The pope lamented the developed world’s “creeping utilitarianism” which abandons the unborn and elderly, recalling “the great challenge of welcoming, protecting, promoting, and integrating those who come from afar and knock on our doors, and the isolation felt by so many families that find it hard to bring children into the world and raise them.”
“Lisbon,” however, “gives us a reason to hope,” the pope said.
“At a time when we are witnessing on many sides a climate of protest and unrest, a fertile terrain for forms of populism and conspiracy theories, World Youth Day represents a chance to build together,” he said.
Pope Francis identified three areas where he urged people to work together: caring for the environment, creating a promising future for young people, and promoting fraternity.
The ocean just beyond Lisbon’s coast “reminds us that human life is meant to be an integrated part of an environment greater than ourselves, one that must be protected and watched over with care and concern for the sake of future generations,” he said. Yet humanity is “transforming the great reserves of life into dumping grounds for plastic.”

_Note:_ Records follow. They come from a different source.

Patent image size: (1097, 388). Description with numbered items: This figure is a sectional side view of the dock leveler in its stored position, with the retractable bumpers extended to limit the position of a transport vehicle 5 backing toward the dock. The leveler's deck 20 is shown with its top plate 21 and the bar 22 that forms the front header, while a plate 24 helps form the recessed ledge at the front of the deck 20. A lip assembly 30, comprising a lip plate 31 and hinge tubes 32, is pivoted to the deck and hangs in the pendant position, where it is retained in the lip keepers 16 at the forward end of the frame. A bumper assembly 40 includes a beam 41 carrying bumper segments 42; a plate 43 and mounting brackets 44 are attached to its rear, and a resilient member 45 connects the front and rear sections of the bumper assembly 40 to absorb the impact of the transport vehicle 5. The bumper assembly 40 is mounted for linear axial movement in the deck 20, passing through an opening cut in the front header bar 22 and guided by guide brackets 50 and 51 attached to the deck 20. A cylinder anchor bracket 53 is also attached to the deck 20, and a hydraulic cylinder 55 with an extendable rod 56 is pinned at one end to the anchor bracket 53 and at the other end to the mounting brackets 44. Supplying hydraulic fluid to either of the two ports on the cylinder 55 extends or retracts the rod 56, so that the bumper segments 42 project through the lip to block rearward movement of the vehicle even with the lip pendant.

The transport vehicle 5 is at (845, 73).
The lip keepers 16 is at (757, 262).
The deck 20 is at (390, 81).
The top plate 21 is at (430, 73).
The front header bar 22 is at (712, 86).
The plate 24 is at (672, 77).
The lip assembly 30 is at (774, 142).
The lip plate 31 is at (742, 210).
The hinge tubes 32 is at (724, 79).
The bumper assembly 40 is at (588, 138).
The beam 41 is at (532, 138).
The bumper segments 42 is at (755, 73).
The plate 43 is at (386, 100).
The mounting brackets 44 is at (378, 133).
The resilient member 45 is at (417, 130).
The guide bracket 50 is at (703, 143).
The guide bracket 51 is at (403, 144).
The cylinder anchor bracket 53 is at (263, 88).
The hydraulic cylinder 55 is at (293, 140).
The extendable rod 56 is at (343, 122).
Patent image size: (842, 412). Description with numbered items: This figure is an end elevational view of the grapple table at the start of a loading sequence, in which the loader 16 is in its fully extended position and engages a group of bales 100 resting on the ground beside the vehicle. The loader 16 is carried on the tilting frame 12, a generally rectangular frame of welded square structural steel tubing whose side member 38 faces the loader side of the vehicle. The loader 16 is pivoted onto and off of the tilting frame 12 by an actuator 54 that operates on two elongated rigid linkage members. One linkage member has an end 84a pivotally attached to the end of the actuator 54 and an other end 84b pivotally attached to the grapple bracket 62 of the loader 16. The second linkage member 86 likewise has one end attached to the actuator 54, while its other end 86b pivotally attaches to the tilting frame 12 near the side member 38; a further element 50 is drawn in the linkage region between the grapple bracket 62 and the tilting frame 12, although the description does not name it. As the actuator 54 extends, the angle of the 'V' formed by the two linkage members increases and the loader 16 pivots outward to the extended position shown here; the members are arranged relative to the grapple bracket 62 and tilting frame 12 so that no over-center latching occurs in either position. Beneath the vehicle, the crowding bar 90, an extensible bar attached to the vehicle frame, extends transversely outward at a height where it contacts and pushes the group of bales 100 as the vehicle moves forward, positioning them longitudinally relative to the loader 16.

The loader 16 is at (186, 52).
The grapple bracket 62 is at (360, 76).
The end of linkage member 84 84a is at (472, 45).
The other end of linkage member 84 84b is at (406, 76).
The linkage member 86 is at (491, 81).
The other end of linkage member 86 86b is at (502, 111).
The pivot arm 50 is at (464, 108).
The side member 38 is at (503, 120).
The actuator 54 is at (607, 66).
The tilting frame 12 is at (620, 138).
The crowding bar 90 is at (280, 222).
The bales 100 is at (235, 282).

“How can we claim to believe in young people, if we do not give them healthy spaces in which to build the future?” the pope asked.
Pope Francis also listed many of the problems young people encounter as they enter adulthood: “lack of jobs, the dizzying pace of contemporary life, hikes in the cost of living, the difficulty of finding housing and, even more disturbing, the fear of forming families and bringing children into the world.”
Reflecting trends across the West, Portugal has suffered from declining fertility rates for decades, now reaching 1.4 births per woman according to the World Bank – well below the replacement rate of 2.1.
“The future,” Pope Francis said, “calls for reversing the fall in the birth rate and the weakening of the will to live,” which he said involves “correcting the imbalances of a market economy that produces wealth but fails to distribute it.”
On fraternity, the pope said that young people, “with their pleas for peace and their thirst for life,” are an example of breaking down barriers between people with different opinions and creeds.
World Youth Day organizers expect more than 1 million people to travel to Lisbon from more than 200 countries for the six-day international gathering. Pope Francis was scheduled to celebrate the closing Mass Aug. 6.